Pass on your own favourite restaurant stories and, who knows, Gamba might invite along the winner to help celebrate their anniversary.
Merry dance GLASGOW'S SECC is helping to host the televised Eurovision Dance Contest on Saturday. Representing Russia is Alexander Litvinenko and partner Tatiana Navka dancing a fusion of cha-cha, samba, rumba, paso doble and Russian national dance.
As our, perhaps confused, correspondent at MI5 comments: "No doubt he is saying to himself, This is the last place they'd look for me if they guessed my death was faked'."
See red OUR Manchester correspondent phones to tell us: "So Manchester City has signed Real Madrid's Brazilian forward Robinho. Apparently, no-one told him there were two teams in Manchester. Boy is he in for a shock."
Roots mon! GERRY MacKenzie heard a chap in the pub announce: "I was reading that American presidential hopeful Barack Obama is claiming Scottish blood in his ancestry."
"Would that be the Maryhill Baracks?" replied his drinking buddy.
Not playing ball GLASGOW-BORN football internationalist John Wark, right, in his home town to promote Setanta's coverage of upcoming Scotland games, was recalling his appearance in the great/bad football film Escape to Victory which starred Michael Caine, Sylvester Stallone and Pele. John, and fellow players including Bobby Moore, Osvaldo Ardiles and Mike Summerbee, flew in to Budapest to film the footballing scenes about PoWs playing the Germans.
But as filming dragged on, and the players were expected to deliver lines, John was picked to go in to see Oscar-winning director John Huston and the producers to claim a pay rise for their increased involvement.
A terse "**** off the lot of you" had John returning empty-handed to the players who decided to shelve any further wage demands.

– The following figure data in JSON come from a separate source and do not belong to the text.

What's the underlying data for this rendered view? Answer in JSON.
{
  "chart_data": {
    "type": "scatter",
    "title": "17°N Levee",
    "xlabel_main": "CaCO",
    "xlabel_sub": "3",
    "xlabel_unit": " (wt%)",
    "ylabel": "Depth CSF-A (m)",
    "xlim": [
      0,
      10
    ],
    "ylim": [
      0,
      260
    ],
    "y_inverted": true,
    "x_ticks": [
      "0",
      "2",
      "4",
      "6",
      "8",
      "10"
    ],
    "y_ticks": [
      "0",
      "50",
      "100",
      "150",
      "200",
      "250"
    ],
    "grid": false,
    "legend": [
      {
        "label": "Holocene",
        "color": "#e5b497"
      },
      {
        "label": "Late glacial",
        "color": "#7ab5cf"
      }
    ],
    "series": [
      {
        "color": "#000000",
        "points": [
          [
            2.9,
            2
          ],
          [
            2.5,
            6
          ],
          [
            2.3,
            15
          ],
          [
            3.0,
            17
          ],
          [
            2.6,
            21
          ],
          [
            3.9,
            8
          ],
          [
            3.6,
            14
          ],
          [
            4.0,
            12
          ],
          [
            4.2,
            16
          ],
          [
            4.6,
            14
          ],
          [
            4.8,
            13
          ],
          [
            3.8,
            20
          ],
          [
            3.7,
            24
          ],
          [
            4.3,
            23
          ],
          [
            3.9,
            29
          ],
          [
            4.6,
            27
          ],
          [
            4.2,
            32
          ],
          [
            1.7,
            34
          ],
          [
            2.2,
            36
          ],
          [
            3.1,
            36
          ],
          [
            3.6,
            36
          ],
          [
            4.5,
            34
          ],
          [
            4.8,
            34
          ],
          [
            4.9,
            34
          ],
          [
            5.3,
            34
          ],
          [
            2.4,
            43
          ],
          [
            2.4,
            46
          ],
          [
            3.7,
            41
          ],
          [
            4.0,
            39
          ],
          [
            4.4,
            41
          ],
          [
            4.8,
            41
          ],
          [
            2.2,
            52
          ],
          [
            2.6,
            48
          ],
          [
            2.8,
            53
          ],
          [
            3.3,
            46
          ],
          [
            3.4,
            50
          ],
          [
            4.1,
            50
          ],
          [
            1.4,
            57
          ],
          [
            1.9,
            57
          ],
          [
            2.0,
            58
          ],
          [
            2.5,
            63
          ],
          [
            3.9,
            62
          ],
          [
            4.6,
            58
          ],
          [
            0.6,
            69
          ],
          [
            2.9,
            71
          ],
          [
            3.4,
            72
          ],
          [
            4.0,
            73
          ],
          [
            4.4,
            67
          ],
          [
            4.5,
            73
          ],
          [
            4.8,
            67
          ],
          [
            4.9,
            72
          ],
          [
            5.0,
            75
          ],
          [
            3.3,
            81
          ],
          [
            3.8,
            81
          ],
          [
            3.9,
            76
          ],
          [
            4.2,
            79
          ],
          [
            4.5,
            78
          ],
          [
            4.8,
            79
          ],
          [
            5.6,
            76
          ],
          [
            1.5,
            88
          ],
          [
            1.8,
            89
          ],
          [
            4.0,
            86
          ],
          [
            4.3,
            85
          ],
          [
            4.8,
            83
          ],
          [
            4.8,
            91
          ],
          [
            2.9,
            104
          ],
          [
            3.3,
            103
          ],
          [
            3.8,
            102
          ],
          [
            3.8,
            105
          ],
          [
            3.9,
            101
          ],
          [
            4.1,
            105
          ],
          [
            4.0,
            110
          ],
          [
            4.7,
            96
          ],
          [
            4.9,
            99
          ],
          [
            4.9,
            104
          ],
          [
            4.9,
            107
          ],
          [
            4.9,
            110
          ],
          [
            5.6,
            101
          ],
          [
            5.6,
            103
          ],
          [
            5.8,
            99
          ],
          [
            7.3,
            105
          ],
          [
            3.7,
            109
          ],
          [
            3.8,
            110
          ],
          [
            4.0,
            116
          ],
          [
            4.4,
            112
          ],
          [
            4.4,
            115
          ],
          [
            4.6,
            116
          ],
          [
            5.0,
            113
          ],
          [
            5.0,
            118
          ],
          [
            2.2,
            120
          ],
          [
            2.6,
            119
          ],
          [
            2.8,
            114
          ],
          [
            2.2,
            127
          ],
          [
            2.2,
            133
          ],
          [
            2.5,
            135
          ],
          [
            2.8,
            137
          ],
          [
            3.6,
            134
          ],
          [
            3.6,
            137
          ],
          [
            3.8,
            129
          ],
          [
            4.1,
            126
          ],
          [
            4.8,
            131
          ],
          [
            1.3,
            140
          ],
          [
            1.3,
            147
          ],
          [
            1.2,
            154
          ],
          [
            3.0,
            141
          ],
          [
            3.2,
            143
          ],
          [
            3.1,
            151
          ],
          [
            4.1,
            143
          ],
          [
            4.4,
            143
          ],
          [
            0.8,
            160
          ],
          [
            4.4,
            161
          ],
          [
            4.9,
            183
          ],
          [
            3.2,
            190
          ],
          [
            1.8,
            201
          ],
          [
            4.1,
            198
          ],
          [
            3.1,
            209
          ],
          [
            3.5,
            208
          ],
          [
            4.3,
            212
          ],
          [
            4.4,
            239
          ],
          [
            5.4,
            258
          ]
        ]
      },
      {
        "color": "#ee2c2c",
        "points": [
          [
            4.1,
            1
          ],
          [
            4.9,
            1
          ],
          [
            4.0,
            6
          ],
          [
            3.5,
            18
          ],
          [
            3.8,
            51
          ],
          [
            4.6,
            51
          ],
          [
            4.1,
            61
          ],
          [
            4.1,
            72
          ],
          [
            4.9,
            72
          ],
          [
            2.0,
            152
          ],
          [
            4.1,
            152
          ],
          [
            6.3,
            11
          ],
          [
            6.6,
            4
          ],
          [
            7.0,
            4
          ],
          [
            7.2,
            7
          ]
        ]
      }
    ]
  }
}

Large-print version A FIVE-FOOT-tall poster detailing Scottish Opera's new season has been prised from the wall of the Theatre Royal in Glasgow.
There were no ripped strips lying on the pavement, so it might not have been vandals. It would be uncharitable to suggest, of course, that, given the age of many of its season-ticket holders, it was merely taken by an ageing opera fan whose eyesight required such large lettering to keep track of what's coming up.
Vicious cycle Round-the-world cyclist Mark Beaumont unveiled a 10ft-tall steel bike, created by artist John Cosby, on the banks of the Forth and Clyde Canal in Clydebank at the weekend, to raise awareness of the canal.
As John himself described The Bankies' Bike: "The arty bit is the easy part. The real graft is dealing with the bureaucracy, the structural engineers and the sub-contractors." He was, of course, talking about graft in its original meaning of hard work.
Being Clydebank, though, someone had to shout out something. As Mark unveiled the artwork, a local wean hollered: "On yer bike, big man!" "Just bought a new CD called Sounds of the 70s," declared the regular in a west end bar.
"But it was just full of old folk coughing and complaining about everything."